Another construction was proposed by Teranishi et al. This construction uses a randomized-trapdoor hash function, so called a chameleon commitment, and convert any existentially unforgeable signature to a strongly one. Around the same time, similar construction was proposed independently by Steinfeld et al. Both conversions can use an underlying signature without a partitioned property However, their construction also need some auxiliary parameters in addition to the original key pairs of an underlying signature. So, their construction may not be universal. In fact, to construct a strongly existentially unforgeable ID-based signature, a randomized-trapdoor hash function should work under the ID-based paradigm. But such a randomized-trapdoor hash function has not been proposed. Therefore, it is not clear whether a strongly existential unforgeable ID-based signature can be constructed by using these methods. Huang et al. proposed the first construction which does not require any auxiliary parameter in addition to the original key pairs of an underlying signature. Their construction converts a existentially unforgeable signature to a strongly unforgeable one by using strongly existentially unforgeable one-time signature.

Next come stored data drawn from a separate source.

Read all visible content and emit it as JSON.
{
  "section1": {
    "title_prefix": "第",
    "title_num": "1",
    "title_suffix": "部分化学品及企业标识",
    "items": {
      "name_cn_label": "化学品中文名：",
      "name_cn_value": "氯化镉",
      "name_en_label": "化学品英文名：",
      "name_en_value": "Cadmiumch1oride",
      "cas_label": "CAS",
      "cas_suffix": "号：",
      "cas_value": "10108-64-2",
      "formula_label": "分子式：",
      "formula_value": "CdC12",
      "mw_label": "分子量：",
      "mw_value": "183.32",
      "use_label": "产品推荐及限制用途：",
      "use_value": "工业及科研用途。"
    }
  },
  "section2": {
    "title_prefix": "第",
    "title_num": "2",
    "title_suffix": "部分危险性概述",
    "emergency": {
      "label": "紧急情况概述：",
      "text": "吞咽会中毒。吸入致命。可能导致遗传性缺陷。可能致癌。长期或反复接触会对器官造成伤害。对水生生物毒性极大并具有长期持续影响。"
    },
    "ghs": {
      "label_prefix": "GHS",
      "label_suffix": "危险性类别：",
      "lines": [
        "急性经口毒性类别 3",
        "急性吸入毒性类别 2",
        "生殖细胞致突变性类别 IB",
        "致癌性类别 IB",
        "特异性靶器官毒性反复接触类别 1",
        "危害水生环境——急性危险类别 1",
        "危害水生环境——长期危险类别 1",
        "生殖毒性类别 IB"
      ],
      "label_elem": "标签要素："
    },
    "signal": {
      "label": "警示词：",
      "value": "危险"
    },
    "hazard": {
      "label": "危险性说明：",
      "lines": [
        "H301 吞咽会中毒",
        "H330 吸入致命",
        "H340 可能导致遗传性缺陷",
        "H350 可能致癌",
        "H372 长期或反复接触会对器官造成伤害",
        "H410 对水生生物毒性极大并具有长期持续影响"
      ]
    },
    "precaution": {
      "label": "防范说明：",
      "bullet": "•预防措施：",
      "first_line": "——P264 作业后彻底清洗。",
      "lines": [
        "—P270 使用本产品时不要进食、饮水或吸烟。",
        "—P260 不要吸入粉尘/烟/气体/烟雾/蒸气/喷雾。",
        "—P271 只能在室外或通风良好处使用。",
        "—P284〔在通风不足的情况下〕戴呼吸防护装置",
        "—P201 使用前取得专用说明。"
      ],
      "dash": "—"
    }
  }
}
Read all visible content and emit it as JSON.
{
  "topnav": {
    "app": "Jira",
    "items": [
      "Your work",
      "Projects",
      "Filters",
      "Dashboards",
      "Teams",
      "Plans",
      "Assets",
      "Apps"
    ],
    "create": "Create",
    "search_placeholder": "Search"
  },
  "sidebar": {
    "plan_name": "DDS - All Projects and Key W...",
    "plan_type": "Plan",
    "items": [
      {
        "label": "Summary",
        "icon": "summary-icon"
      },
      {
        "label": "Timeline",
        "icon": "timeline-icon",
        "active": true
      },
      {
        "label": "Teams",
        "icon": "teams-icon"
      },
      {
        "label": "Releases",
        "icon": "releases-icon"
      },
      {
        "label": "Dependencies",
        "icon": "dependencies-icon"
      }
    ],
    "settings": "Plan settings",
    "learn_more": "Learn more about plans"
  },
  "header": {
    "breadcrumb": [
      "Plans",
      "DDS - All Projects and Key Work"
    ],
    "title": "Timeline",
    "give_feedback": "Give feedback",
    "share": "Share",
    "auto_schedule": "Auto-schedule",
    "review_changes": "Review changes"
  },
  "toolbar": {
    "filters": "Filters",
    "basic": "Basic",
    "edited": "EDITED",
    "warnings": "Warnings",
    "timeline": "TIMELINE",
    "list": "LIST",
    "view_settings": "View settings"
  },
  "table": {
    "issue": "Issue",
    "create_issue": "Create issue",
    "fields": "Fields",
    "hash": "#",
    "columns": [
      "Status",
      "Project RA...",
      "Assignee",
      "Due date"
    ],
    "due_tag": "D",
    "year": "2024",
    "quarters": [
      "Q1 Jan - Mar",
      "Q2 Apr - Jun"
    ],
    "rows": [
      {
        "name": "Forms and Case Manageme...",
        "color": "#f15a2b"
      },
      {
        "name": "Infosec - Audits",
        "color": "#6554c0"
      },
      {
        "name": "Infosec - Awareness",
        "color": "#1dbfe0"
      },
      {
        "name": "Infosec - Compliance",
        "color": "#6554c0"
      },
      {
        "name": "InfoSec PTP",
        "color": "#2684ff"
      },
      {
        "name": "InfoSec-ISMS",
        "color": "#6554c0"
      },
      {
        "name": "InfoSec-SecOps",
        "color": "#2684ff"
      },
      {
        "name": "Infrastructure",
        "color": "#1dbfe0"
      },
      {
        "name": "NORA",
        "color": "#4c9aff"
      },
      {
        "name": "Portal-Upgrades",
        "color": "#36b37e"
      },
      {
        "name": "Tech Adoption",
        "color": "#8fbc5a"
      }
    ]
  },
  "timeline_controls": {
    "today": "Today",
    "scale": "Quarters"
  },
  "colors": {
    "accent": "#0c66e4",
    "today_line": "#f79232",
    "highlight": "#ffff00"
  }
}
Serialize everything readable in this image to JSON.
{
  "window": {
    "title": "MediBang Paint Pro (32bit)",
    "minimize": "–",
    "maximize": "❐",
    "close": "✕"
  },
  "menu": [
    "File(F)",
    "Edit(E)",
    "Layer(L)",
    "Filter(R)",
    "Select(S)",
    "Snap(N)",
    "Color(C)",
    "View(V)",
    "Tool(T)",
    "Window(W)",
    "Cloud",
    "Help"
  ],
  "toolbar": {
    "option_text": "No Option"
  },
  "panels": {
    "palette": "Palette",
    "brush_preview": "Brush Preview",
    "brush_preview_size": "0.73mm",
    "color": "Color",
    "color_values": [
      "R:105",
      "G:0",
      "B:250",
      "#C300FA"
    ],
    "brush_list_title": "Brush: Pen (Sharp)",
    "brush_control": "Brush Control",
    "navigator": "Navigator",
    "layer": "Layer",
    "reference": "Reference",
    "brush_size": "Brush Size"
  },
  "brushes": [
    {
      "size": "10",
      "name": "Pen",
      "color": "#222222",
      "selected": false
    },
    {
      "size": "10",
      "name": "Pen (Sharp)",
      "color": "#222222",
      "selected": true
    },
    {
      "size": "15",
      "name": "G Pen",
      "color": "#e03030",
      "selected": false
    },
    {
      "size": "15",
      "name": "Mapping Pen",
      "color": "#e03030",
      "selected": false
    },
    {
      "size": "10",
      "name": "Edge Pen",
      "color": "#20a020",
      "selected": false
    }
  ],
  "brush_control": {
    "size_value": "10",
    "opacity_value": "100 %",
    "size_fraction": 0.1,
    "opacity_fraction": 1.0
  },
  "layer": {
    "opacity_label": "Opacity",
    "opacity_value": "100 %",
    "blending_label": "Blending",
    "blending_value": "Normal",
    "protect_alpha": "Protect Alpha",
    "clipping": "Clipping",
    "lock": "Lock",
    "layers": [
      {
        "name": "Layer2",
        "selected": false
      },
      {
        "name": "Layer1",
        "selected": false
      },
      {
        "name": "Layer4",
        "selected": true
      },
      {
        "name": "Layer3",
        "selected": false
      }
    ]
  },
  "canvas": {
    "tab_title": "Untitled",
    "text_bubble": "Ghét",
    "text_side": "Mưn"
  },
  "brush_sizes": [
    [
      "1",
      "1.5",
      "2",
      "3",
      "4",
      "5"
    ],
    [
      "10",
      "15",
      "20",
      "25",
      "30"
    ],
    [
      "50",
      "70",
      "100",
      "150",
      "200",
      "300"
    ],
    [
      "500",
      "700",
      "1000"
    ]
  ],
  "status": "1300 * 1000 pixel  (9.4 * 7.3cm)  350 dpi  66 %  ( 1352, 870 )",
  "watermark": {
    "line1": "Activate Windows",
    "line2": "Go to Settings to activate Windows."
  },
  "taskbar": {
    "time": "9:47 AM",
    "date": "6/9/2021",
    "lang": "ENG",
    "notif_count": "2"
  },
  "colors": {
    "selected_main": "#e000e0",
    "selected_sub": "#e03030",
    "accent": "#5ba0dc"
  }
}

Their method can construct a strongly existentially unforgeable ID-based signature from a existential unforgeable ID-based signature for the first time. This construction does not require any additional parameter to a public key of the resulting signature. But the signature itself includes the public key and a signature of the one-time signature scheme in addition to a signature of a existentially unforgeable signature, and thus, the size of resulting signature becomes rather large. In summary, all constructions by Boneh, Matsuda, Teranishi, Steinfeld and Huang require some additional (not simple) features or functions such as a partitioned property of a signature, a randomized-trapdoor hash function, and a strongly existential unforgeable one-time signature. Furthermore, these constructions by Boneh, Matsuda, Teranishi and Steinfeld may not be universal and, thus, cannot achieve strongly existentially unforgeable ID-based signature. On the other hand, the construction by Huang can achieve strongly unforgeable ID-based signature, but a signature size becomes large.
I propose the construction which is universal and simple, which does not require any complex features or functions.